04-Apr-2004 -- My son Brendan and I left our home town of Santa Rosa (Rio Grande do Sul, Brazil) at 15:00 on Sunday afternoon and headed east, having set a waypoint in the GPS at 28ºS 054ºW. It was a beautiful day, about 25ºC with blue skies and sunshine.
We knew from our map that this Confluence Point was near the village of Esquina Arauja. To reach it, we passed the town of Três de Maio, where we turned south towards Independência. Passing Independência, we watched the GPS carefully, as the CP was east of the road some 10 km. but we didn't know how to get there.
Once it was abeam, we found a dirt road which took us off into the lush farmland of this region. Rolling fields with no end, at this time of year all covered with ripe soya ready for harvest. We followed the GPS, seeking out smaller and smaller dirt roads among the fields as we got closer.
We were lucky, and finally were within 1 km. of the CP as we turned into a track across a huge field which had just been harvested. This meant that we could drive across the field to get to the CP.
But as we lined up on the bearing, we saw that there was a patch of original forest straight ahead. I reckoned we would reach the CP before we reached the trees, and I was right. The CP was 1 metre before the trees!
We took a photo of the GPS, and then used it to locate North, and took photos of the four cardinal points.
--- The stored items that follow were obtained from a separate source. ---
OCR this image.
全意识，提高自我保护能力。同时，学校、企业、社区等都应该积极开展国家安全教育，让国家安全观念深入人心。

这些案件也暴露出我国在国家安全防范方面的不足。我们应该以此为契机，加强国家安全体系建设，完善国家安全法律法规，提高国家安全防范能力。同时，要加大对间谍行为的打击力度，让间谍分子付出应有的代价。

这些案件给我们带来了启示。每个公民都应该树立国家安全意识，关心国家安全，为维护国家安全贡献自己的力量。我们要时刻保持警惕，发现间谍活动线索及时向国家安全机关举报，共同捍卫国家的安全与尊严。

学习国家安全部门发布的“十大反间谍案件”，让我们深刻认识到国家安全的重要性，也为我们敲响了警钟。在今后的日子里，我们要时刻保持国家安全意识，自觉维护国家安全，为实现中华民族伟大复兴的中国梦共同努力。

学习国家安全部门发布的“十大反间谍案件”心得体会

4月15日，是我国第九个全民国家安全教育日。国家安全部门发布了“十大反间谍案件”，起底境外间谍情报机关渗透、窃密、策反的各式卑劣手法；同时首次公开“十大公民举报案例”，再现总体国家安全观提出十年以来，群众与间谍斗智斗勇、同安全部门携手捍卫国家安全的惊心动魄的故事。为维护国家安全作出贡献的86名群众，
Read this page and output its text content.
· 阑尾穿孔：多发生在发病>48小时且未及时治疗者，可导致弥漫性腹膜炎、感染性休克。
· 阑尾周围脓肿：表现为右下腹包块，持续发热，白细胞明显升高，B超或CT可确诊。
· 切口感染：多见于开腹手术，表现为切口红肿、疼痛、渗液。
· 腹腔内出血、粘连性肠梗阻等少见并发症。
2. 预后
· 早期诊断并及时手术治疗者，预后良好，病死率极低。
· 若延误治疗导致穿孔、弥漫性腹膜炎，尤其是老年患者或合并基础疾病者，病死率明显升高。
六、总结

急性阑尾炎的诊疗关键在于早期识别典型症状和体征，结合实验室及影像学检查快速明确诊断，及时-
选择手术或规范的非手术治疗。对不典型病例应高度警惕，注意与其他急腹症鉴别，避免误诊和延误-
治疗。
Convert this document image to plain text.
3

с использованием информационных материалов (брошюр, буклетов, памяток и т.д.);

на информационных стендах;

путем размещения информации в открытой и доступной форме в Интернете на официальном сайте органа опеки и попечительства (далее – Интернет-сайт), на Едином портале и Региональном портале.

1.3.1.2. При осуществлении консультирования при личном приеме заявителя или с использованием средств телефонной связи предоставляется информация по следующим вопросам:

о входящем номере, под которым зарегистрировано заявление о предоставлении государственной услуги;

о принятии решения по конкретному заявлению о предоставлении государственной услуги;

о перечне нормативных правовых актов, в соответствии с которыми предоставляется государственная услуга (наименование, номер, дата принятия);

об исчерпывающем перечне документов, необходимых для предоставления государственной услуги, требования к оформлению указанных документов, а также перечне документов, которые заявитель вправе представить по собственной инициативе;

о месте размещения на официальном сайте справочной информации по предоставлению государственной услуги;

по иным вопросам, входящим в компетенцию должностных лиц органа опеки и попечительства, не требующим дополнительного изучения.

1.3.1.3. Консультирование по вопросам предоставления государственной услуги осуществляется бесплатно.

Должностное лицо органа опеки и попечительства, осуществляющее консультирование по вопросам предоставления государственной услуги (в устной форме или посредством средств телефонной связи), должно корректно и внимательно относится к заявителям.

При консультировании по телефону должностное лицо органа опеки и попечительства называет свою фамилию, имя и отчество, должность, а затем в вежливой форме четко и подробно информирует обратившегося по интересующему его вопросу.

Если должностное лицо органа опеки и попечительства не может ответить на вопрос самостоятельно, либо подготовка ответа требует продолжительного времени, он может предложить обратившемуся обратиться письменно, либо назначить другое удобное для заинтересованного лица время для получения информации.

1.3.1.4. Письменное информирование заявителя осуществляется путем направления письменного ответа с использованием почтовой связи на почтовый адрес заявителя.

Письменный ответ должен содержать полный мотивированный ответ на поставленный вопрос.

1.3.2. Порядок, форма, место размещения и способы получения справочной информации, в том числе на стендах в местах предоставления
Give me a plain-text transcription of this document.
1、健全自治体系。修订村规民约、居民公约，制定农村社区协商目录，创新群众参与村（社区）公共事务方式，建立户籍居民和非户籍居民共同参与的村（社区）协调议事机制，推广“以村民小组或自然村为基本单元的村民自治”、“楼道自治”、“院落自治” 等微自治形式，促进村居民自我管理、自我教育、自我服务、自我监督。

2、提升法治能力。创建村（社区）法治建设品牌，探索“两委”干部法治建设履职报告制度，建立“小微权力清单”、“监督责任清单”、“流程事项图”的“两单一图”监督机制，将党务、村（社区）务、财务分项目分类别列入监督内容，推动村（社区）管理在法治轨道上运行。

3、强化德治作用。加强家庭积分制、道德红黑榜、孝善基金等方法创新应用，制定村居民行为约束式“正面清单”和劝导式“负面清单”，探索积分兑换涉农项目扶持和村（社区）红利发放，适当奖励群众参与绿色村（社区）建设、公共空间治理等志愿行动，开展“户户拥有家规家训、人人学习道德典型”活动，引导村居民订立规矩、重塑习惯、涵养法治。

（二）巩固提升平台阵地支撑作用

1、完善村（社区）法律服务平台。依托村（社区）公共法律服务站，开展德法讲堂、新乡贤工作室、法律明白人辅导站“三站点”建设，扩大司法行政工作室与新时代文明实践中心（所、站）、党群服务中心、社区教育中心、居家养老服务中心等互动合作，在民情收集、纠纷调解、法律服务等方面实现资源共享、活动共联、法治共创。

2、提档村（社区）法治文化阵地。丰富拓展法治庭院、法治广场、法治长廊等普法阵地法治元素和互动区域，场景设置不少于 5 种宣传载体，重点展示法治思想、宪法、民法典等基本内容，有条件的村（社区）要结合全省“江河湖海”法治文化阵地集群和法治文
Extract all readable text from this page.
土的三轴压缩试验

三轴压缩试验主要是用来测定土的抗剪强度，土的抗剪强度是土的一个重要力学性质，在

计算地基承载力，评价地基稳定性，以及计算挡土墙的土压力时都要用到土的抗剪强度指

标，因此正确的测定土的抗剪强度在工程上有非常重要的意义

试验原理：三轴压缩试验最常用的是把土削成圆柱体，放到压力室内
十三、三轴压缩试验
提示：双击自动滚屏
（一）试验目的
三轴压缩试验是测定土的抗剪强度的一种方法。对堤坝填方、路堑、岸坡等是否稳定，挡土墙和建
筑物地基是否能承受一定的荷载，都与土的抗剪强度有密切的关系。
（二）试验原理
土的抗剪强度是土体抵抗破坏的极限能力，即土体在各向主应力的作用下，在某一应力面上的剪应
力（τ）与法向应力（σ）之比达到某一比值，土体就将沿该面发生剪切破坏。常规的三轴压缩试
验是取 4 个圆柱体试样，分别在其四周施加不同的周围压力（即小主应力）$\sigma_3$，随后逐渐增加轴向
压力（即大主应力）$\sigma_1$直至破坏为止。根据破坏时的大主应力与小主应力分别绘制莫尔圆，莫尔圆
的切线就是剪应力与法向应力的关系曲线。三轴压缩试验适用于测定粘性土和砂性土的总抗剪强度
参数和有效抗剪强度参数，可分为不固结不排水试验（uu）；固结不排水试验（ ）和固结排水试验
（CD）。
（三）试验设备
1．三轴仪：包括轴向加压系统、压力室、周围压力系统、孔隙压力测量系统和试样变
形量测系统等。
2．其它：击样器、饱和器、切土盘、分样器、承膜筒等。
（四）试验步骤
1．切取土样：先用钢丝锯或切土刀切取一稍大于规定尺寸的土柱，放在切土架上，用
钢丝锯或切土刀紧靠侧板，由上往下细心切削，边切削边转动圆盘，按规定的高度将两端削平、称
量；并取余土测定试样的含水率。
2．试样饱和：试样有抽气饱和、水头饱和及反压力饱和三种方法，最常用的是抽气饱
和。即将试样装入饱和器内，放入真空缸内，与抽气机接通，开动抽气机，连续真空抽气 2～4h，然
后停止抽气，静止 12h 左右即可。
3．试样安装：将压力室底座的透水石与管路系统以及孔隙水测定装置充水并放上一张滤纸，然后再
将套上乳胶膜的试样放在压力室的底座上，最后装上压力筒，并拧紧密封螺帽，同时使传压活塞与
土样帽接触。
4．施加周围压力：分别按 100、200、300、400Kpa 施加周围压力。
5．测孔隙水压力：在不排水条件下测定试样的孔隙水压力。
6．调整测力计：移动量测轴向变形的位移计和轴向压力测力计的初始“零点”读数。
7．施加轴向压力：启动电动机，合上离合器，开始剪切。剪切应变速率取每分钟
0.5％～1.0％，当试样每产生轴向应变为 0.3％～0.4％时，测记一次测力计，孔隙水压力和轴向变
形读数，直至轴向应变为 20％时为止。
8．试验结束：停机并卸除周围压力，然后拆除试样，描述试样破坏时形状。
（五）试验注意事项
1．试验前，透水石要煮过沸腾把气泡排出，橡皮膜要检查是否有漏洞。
South was looking into the forest, so it is a mass of green.
This region is typical of the soya producing areas of southern Brazil, which are producing more and more soya due to improved methods and varieties, and have helped to turn Brazil into the largest exporter of soya products in the world since 2003.
But around 28ºS 054ºW, the Creator was particularly generous and sculpted the land into gently rolling hills of fertile red laterite soil, perfect for mechanised agricultural production.
As we headed for home, there were many farmers harvesting their soya, often with four or five combine harvesters in the field. The soya this year has been affected by severe drought, and yields have plummeted. But at 28ºS 054ºW, the farmers have been lucky. There was more rain than in the surrounding countryside, and yield is almost normal at around 3000 kgs. per hectare.